How Plants Make Food

Overview

Students explore how plants are different from animals in the way they get energy, discovering the remarkable process of photosynthesis.

Learning Objective
Students understand the process of photosynthesis and can explain what plants need and what they produce.

Resources needed

  • A green leaf
  • None otherwise

Lesson stages

0 / 7 done
  1. 1 Ask: how do you get energy? (eating food). How does a plant get energy?
  2. 2 Introduce: plants make their own food using sunlight — they do not eat.
  3. 3 Write the word equation: carbon dioxide + water + sunlight → glucose + oxygen.
  4. 4 Ask: where does each ingredient come from? (CO₂ from air, water from roots, sunlight from the Sun).
  5. 5 Ask: where does the product go? (glucose feeds the plant, oxygen is released into the air).
  6. 6 Hold up a leaf: ask: why is it green? Introduce chlorophyll — the green chemical that captures sunlight.
  7. 7 Ask: what would happen to all life on Earth if plants could not photosynthesise?

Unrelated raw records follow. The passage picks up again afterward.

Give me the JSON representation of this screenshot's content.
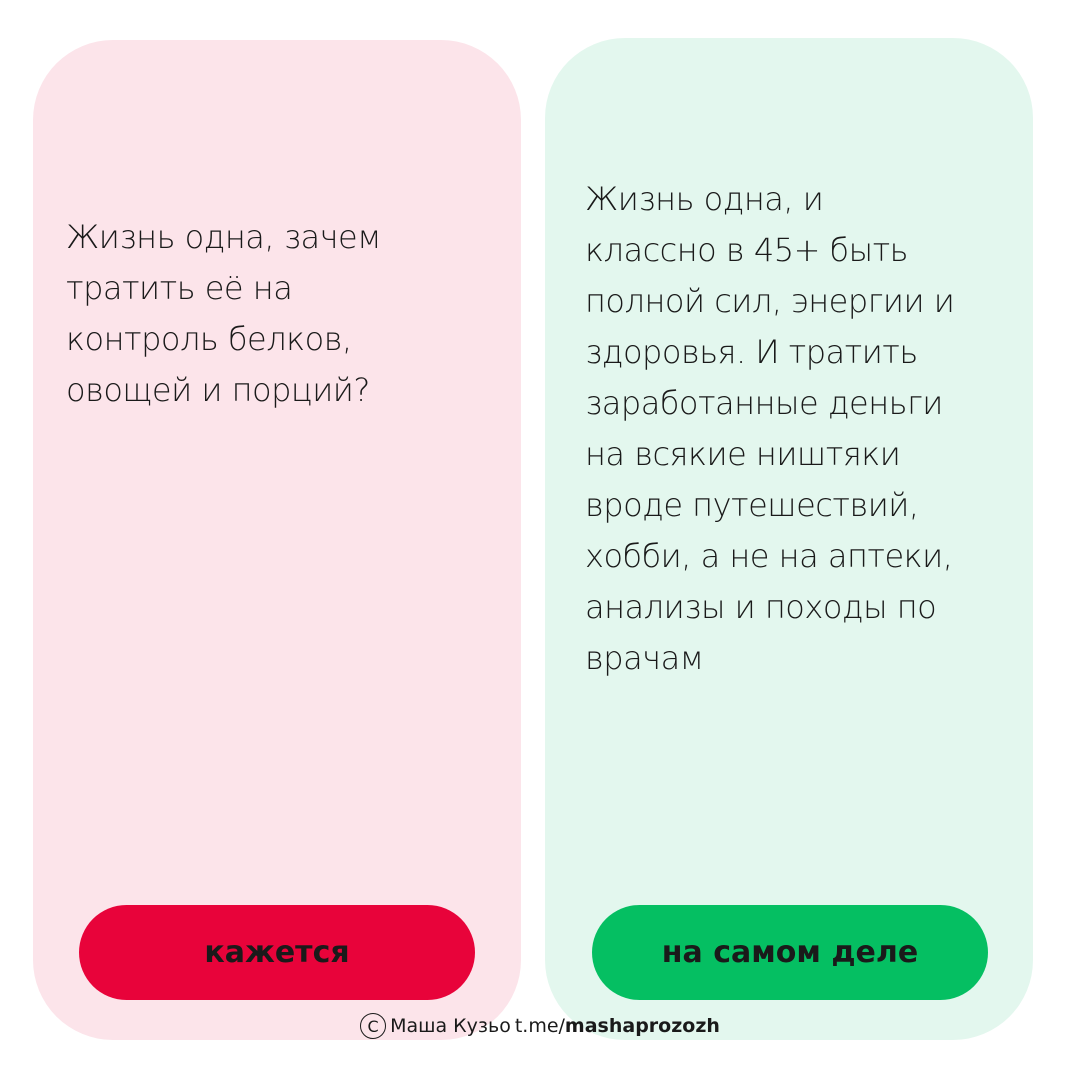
{
  "left_card": {
    "lines": [
      "Жизнь одна, зачем",
      "тратить её на",
      "контроль белков,",
      "овощей и порций?"
    ],
    "button_label": "кажется",
    "button_color": "#e8033a",
    "background": "#fce4ea"
  },
  "right_card": {
    "lines": [
      "Жизнь одна, и",
      "классно в 45+ быть",
      "полной сил, энергии и",
      "здоровья. И тратить",
      "заработанные деньги",
      "на всякие ништяки",
      "вроде путешествий,",
      "хобби, а не на аптеки,",
      "анализы и походы по",
      "врачам"
    ],
    "button_label": "на самом деле",
    "button_color": "#05bf62",
    "background": "#e3f7ee"
  },
  "footer": {
    "copyright_symbol": "C",
    "author": "Маша Кузьо",
    "link_prefix": "t.me/",
    "link_handle": "mashaprozozh"
  }
}
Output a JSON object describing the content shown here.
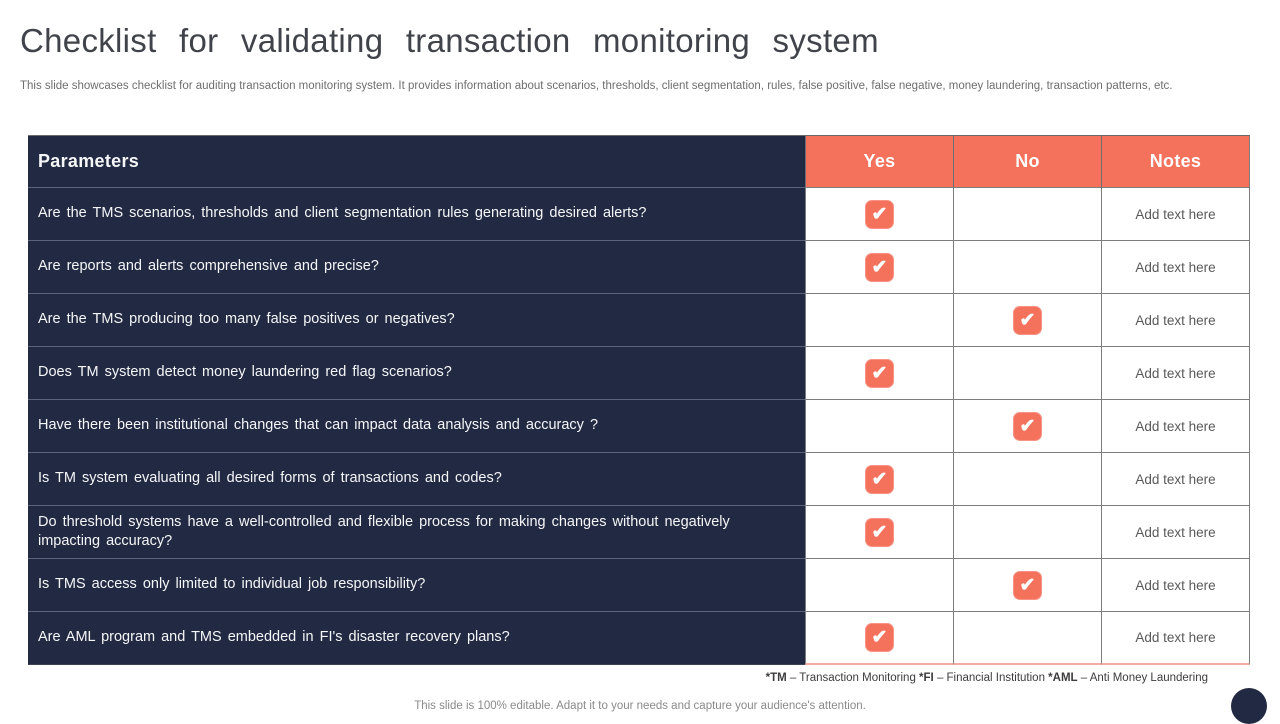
{
  "title": "Checklist for validating transaction monitoring system",
  "subtitle": "This slide showcases checklist for auditing transaction monitoring system. It provides information about scenarios, thresholds, client segmentation, rules, false positive, false negative, money laundering, transaction patterns, etc.",
  "colors": {
    "accent_coral": "#F4715C",
    "dark_navy": "#222942",
    "table_border_gray": "#7d7d7d"
  },
  "check_glyph": "✔",
  "table": {
    "headers": {
      "param": "Parameters",
      "yes": "Yes",
      "no": "No",
      "notes": "Notes"
    },
    "rows": [
      {
        "param": "Are the TMS scenarios, thresholds and client segmentation rules generating desired alerts?",
        "yes": true,
        "no": false,
        "note": "Add text here"
      },
      {
        "param": "Are reports and alerts comprehensive and precise?",
        "yes": true,
        "no": false,
        "note": "Add text here"
      },
      {
        "param": "Are the TMS producing too many false positives or negatives?",
        "yes": false,
        "no": true,
        "note": "Add text here"
      },
      {
        "param": "Does TM system detect money laundering red flag scenarios?",
        "yes": true,
        "no": false,
        "note": "Add text here"
      },
      {
        "param": "Have there been institutional changes that can impact data analysis and accuracy ?",
        "yes": false,
        "no": true,
        "note": "Add text here"
      },
      {
        "param": "Is TM system evaluating all desired forms of transactions and codes?",
        "yes": true,
        "no": false,
        "note": "Add text here"
      },
      {
        "param": "Do threshold systems have a well-controlled and flexible process for making changes without negatively impacting accuracy?",
        "yes": true,
        "no": false,
        "note": "Add text here"
      },
      {
        "param": "Is TMS access only limited to individual job responsibility?",
        "yes": false,
        "no": true,
        "note": "Add text here"
      },
      {
        "param": "Are AML program and TMS embedded in FI's disaster recovery plans?",
        "yes": true,
        "no": false,
        "note": "Add text here"
      }
    ]
  },
  "footnote": {
    "tm_abbr": "*TM",
    "tm_text": " – Transaction Monitoring ",
    "fi_abbr": "*FI",
    "fi_text": " – Financial Institution ",
    "aml_abbr": "*AML",
    "aml_text": " – Anti Money Laundering"
  },
  "slide_note": "This slide is 100% editable. Adapt it to your needs and capture your audience's attention."
}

Tap a step to mark it as done.

Variations

  • Test whether leaves need light: cover part of a leaf with paper for a week and test for starch with iodine.
  • Discuss the oxygen-carbon dioxide cycle between plants and animals.
  • Connect to food chains: why do all food chains start with a plant or producer?
More information

Teach: photosynthesis, chlorophyll, carbon dioxide, oxygen, glucose, producer, energy. The word equation is the most important single piece of scientific writing students will learn at this level.

Focus on the inputs and outputs only before introducing chlorophyll and the word equation.

Can students write or state the word equation for photosynthesis? Can they explain where each ingredient comes from and what each product is used for?

A single green leaf and sunlight are the only materials needed. The concept can be fully explored through discussion and diagram alone.

Students often think plants get food from the soil, like animals eating. Soil provides water and minerals but plants produce their own food using light — this is what makes them producers.

Photosynthesis is one of the most important chemical reactions on Earth. It produces virtually all the oxygen in the atmosphere and is the foundation of almost every food chain.